In fact, on 27 August 2008, before the financial crisis had broken out, the total assets of the US Federal Reserve stood at $910 billion. As the crisis broke out, the Fed started printing money and buying government bonds and mortgages-backed securities, in order to pump in money into the financial system to drive down interest rates. This process was referred to as quantitative easing.
This is what Fed did for the next few years and the total assets on its books, as it kept buying bonds, shot up to $4.52 trillion as of 14 January 2014. This slowed down post January 2014 and the Fed even started selling some of the bonds it had bought, in order to pump money out of the financial system. By 21 August 2019, the size of the Fed’s balance sheet was down to $3.76 trillion. This pushed up bond yields and threatened to push up interest rates as well.
The balance sheet started growing again and it exploded post covid and it stands at $7.59 trillion as of 24 February 2021. In fact, in the last one year, the US Fed has printed and pumped more than $3 trillion into the financial system.
The Bank of Japan, the Japanese central bank, has also carried out a massive amount of money printing since the financial crisis broke out. As of August 2008, its balance sheet size stood at 108.4 trillion yen. As of January 2021, it stands at 709.5 trillion yen.
A lot of this money has found its way into the stock market and real estate markets all over the world. Companies have also borrowed money at very low interest rates in order to buy back their shares, reduce the number of outstanding shares, increase their earnings per share and, in the process, push up their stock price. Clearly, this money has helped stoke more than a few asset bubbles.
The next steps?
Given unsuccessful attempts in the past to suck out a part of the money from the financial system, it is more than likely that central banks and governments will want to ensure it continues to remain flooded with money. Hence, it is hardly surprising that Reuters reported on Friday: “The world’s financial leaders agreed they would avoid a premature withdrawal of fiscal and monetary stimulus."
This is governments signalling to the investors as well as the markets that the era of easy money will continue in the days to come.
On Saturday, the House of Representatives in the US passed President Joe Biden’s $1.9-trillion American Rescue Plan to stabilize the economy. Some of this money will seep into the stock markets and keep the bubbles going. Some of this will end up in the banking system, keeping interest rates and bond yields low.
Further, as the Wall Street Journal reported on 23 February, Jerome Powell sees easy-money policies staying in place. Powell is the current chairperson of the Federal Reserve. This means that the Fed will continue to print money and buy bonds. The chief economist of European Central Bank (ECB), Philip Lane, has made comments similar to that of Powell. He told the Financial Times that by March 2022, the ECB plans to spend up to €1.85trillion in order to buy bonds.
Meanwhile, commodity prices seem to be on their way up, building up inflationary expectations (see chart). The increase in commodity prices is not just because of an expected increase in consumer demand as economies recover. It is also because investors are trying to hedge against inflation by buying hard assets (even though in their derivative form).

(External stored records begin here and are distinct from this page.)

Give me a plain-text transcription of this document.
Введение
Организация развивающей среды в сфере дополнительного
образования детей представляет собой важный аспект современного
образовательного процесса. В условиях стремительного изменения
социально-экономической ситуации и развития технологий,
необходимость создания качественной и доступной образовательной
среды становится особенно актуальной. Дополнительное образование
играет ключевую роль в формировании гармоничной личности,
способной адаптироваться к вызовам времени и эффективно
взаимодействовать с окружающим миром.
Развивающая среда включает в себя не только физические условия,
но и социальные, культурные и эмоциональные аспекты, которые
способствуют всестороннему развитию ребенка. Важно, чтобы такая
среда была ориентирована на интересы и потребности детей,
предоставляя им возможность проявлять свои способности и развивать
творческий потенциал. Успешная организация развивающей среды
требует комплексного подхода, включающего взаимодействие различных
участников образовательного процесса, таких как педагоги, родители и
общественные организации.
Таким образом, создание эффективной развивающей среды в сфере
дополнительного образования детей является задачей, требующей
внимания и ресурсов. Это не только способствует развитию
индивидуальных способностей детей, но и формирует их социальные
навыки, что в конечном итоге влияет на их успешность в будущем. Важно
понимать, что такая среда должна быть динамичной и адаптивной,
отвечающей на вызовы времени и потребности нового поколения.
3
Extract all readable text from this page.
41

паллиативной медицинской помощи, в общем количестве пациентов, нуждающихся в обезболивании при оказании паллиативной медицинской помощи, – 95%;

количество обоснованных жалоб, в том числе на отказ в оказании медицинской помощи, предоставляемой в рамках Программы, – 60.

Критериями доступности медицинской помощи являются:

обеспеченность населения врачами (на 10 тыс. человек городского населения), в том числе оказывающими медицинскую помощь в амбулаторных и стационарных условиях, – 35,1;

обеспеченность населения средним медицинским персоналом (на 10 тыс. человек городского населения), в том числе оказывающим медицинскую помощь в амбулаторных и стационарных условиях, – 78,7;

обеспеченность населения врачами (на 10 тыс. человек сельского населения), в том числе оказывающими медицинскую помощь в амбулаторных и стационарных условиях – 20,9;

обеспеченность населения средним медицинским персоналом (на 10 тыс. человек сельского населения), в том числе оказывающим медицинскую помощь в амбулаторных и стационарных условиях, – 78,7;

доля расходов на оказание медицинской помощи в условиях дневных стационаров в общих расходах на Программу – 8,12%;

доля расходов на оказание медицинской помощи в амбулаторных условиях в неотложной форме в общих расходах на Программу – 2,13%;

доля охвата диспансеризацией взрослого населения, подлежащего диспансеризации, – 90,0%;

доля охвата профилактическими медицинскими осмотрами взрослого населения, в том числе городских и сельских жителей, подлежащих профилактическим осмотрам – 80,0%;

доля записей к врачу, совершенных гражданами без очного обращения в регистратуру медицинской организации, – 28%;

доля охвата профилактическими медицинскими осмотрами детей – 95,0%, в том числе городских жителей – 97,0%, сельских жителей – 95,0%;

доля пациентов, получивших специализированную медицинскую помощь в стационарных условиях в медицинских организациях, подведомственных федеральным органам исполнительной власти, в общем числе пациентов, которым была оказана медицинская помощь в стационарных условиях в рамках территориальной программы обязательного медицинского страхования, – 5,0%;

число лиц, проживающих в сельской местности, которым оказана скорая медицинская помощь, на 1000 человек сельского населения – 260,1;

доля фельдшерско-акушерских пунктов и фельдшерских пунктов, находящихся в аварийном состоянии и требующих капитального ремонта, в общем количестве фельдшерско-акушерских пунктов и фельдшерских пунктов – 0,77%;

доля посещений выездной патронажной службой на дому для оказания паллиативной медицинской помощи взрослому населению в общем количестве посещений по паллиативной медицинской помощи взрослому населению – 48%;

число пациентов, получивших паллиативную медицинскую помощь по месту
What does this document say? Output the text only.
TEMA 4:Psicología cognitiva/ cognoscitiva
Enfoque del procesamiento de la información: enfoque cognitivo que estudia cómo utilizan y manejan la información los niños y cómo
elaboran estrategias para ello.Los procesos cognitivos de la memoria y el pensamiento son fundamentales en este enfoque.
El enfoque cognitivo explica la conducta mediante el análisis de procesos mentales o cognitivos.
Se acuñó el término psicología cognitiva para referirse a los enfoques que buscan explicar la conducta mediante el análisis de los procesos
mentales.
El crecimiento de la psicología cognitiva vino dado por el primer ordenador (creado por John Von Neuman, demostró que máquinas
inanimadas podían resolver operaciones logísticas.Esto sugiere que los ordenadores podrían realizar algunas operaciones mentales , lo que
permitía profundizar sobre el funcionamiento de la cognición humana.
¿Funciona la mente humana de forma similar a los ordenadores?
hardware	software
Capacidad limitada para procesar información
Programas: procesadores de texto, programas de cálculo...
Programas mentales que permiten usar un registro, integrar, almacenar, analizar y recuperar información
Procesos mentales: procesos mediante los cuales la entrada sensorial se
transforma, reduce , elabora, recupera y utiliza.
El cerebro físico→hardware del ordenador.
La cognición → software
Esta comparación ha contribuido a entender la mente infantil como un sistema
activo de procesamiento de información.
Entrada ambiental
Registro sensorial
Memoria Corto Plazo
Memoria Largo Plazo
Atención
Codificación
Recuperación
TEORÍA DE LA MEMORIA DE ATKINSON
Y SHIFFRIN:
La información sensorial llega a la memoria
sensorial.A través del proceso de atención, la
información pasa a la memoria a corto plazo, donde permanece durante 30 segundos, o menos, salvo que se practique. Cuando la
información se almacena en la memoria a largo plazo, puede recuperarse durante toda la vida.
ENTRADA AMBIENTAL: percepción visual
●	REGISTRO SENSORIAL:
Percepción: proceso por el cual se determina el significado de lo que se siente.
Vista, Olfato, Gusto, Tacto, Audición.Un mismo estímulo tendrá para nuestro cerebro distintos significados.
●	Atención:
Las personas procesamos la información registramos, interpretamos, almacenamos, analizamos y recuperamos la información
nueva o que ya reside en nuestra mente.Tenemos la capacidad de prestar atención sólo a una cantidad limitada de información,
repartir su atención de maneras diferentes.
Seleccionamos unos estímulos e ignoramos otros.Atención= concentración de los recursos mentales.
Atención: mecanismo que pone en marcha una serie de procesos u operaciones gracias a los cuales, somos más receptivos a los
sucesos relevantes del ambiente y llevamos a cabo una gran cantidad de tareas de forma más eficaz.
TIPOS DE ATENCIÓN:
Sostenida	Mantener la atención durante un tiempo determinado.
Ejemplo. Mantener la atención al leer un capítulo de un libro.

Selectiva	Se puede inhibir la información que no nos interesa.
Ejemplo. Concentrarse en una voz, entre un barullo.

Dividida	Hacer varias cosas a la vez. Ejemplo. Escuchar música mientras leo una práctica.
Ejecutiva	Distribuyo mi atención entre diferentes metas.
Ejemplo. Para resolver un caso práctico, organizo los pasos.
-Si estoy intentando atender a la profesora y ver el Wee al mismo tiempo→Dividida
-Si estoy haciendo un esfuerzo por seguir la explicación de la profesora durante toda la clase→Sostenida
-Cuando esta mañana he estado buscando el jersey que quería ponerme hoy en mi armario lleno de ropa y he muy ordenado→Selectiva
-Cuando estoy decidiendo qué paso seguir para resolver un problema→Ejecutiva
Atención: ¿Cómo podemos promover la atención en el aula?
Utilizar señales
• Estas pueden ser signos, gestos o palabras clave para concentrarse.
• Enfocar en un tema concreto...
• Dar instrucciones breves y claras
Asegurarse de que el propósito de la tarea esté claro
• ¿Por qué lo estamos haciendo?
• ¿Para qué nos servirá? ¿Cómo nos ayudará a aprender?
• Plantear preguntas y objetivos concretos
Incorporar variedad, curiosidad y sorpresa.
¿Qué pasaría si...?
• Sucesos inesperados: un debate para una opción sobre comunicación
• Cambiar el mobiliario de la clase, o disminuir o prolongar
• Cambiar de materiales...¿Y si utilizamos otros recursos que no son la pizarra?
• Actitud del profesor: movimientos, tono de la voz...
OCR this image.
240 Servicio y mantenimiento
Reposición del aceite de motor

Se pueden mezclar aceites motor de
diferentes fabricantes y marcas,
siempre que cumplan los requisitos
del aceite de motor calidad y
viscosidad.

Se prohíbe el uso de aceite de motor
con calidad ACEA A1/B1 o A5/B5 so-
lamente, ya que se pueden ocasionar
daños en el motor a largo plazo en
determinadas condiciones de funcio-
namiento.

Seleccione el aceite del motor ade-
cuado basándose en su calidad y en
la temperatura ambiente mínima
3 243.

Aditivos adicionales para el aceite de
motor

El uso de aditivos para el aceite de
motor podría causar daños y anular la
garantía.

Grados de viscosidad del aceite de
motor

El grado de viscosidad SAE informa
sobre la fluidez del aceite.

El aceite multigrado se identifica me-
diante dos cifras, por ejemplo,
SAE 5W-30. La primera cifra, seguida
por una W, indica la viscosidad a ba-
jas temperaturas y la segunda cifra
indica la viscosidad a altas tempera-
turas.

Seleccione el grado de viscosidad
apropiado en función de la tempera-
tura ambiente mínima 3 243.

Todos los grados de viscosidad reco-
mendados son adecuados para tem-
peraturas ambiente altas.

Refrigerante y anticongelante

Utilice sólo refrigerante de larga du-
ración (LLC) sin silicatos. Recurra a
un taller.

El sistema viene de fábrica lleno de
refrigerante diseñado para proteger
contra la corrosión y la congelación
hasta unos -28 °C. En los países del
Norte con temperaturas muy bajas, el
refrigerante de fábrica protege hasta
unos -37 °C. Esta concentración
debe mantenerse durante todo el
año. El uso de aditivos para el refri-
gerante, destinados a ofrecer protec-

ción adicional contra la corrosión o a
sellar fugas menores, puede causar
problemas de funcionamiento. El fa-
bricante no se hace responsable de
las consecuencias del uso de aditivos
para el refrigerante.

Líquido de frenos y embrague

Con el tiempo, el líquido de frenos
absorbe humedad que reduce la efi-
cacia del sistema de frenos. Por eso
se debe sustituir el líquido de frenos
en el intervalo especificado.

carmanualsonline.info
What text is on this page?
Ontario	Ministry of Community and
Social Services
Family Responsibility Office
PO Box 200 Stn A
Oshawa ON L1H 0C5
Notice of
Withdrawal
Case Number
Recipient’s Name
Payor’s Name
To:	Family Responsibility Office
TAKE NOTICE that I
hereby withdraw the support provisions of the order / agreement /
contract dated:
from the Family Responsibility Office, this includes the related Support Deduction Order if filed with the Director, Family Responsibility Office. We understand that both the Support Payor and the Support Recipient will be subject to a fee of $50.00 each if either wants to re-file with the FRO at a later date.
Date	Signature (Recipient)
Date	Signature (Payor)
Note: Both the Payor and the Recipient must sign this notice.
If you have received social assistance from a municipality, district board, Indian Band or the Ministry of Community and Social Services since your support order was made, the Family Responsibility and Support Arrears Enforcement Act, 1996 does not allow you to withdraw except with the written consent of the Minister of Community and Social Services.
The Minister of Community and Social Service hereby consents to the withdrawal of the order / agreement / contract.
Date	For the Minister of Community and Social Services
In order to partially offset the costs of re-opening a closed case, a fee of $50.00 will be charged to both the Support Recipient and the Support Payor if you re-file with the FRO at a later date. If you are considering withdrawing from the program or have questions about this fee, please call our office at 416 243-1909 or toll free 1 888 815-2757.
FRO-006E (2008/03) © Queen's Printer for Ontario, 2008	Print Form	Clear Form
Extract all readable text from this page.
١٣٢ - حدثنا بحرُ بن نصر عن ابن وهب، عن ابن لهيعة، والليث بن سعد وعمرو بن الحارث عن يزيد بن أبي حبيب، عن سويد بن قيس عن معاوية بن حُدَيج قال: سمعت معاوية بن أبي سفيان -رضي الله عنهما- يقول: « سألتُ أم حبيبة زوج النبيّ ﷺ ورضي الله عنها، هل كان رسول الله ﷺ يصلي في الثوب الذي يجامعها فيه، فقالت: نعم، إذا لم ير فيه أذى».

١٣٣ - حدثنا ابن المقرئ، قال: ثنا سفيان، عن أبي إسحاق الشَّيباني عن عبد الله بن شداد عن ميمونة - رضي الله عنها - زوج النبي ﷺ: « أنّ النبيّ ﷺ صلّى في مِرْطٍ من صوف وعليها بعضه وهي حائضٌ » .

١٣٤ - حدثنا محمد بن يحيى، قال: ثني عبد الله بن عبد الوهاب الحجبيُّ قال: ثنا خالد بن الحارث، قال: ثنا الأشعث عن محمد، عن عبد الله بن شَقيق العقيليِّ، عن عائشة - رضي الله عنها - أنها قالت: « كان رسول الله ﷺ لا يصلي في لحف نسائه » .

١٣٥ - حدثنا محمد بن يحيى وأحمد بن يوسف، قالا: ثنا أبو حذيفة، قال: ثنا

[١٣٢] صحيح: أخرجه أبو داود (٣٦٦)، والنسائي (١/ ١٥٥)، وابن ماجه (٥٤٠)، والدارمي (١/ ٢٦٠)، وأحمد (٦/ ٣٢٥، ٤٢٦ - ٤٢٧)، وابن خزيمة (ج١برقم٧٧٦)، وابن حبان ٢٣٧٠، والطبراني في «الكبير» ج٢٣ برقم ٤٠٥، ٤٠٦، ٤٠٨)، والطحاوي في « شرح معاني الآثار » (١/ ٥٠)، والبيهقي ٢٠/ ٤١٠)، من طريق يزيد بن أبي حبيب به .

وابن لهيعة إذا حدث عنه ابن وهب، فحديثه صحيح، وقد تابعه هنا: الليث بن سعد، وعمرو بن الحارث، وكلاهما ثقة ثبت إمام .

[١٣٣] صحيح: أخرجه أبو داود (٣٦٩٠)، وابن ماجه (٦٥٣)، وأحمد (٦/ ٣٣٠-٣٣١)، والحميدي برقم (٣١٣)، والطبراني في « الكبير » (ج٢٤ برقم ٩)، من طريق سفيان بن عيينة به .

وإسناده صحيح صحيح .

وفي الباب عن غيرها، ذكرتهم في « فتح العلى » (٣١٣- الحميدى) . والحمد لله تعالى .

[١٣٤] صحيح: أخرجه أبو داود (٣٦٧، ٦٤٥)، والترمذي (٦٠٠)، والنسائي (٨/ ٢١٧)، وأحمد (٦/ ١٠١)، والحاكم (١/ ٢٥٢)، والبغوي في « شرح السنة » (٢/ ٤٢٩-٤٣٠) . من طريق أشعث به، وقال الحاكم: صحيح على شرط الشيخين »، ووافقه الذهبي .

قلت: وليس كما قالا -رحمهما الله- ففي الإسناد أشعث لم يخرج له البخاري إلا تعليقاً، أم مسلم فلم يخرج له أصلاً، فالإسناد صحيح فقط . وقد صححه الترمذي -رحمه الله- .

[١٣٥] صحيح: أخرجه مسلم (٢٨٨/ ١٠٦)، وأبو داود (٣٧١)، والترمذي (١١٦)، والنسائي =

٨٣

The funny thing is that investors hedging against inflation can lead to even higher inflation. As investors buy commodities, in order to neutralise inflation, the commodity prices can go up further and create more inflation.
So, will the market and investors buy the story of the governments and the central banks this time around as well? Or do they really think higher inflation is around the corner?
I would watch the markets very closely, while humming Hotel California.